Today, on Facebook, North Carolina Sen. Kay Hagan became the second “endangered” Democrat from a Romney-voting state to endorse gay marriage. Like Alaska Sen. Mark Begich, Hagan won election in 2008, running ahead of Barack Obama, but helped by the Republican fade. Like Begich, she’s up in 2014. Her three-graf statement is an adroit exercise in legalese.
Marriage equality is a complex issue with strong feelings on both sides, and I have a great deal of respect for varying opinions on the issue. After much thought and prayer, I have come to my own personal conclusion that we shouldn’t tell people who they can love or who they can marry.
She hits the “religious freedom” button, too, arguing that gay marriage can be dealt with as a civil issue and no church need worry about being sued over it. One reason she’s so careful: North Carolina was the one state that actually passed a gay marriage ban in 2012. In May, by a 61-39 margin, voters passed Amendment One and added a traditional definition of marriage to the state constitution.
Does that mean Hagan’s defying the will of 61 percent of voters? Not quite. Notice, again, that the marriage vote happened in May, not November. It coincided with the Republican primary. Only 2,157,980 voters cast ballots on Amendment One; only 1,317,178 voted “yes.” In November, more than twice as many voters would come out for the Romney-Obama context, and 2,178,391 would vote for Obama, even as he narrowly lost the state.

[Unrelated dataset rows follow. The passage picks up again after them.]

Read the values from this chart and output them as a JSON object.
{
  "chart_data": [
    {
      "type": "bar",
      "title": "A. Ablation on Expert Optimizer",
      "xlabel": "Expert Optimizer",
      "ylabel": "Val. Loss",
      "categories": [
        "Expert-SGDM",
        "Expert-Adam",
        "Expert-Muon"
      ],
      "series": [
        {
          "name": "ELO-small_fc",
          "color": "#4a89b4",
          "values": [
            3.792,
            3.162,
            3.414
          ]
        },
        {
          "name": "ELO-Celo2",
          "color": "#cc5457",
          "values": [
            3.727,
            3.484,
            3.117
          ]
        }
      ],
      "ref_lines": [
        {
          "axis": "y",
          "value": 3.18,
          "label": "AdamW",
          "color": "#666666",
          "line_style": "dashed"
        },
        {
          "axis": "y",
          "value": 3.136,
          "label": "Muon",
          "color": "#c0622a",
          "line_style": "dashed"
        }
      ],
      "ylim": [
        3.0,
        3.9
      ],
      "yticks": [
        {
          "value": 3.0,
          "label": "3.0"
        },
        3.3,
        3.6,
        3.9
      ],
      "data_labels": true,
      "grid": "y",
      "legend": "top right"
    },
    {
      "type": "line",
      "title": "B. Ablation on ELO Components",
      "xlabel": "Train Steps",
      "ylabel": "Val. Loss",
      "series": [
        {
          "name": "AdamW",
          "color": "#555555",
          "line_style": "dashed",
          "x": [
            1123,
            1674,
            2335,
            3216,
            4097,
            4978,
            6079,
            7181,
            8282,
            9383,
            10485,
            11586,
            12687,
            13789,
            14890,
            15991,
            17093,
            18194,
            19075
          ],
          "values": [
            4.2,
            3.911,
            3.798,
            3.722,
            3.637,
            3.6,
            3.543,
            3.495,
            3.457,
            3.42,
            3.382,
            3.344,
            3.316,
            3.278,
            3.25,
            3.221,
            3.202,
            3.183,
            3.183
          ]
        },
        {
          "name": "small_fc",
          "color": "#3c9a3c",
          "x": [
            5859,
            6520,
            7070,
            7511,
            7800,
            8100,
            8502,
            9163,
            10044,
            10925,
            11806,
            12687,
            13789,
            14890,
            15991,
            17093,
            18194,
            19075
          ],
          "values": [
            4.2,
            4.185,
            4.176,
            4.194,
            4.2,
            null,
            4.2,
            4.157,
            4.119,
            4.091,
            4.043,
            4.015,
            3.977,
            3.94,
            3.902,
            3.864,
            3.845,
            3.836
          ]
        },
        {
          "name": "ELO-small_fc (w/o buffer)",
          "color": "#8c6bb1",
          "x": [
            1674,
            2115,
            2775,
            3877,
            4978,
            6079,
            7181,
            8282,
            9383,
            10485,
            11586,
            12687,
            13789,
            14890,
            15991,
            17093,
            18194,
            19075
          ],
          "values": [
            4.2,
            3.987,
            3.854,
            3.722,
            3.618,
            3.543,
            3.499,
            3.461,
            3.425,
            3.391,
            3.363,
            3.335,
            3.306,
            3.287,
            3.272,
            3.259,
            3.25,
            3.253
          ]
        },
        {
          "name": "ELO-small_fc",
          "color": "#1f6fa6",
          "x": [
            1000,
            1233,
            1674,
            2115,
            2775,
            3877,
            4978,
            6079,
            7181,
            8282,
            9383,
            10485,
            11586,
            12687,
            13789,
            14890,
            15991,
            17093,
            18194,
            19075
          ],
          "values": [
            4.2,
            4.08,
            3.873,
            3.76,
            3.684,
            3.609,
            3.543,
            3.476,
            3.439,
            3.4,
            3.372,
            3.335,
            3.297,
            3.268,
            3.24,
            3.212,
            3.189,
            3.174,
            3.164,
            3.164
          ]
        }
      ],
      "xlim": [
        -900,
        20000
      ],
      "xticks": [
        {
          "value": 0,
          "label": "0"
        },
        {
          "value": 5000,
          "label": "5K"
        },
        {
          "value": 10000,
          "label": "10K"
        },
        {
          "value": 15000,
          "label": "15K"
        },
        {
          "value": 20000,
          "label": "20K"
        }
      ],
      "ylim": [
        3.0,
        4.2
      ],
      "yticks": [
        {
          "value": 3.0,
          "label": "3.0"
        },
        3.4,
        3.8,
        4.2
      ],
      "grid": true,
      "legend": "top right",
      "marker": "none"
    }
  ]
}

Could the amendment have failed if it made that November ballot? Democrats didn’t think it would. They preferred to punt that fight and avoid a galvanizing social issue sharing the ticket with Obama and their lower-office candidates. Thanks to Republican gerrymanders, the lower-office candidates mostly got smoked anyway. But North Carolina’s far more divided on gay marriage than the Amendment vote made it seem.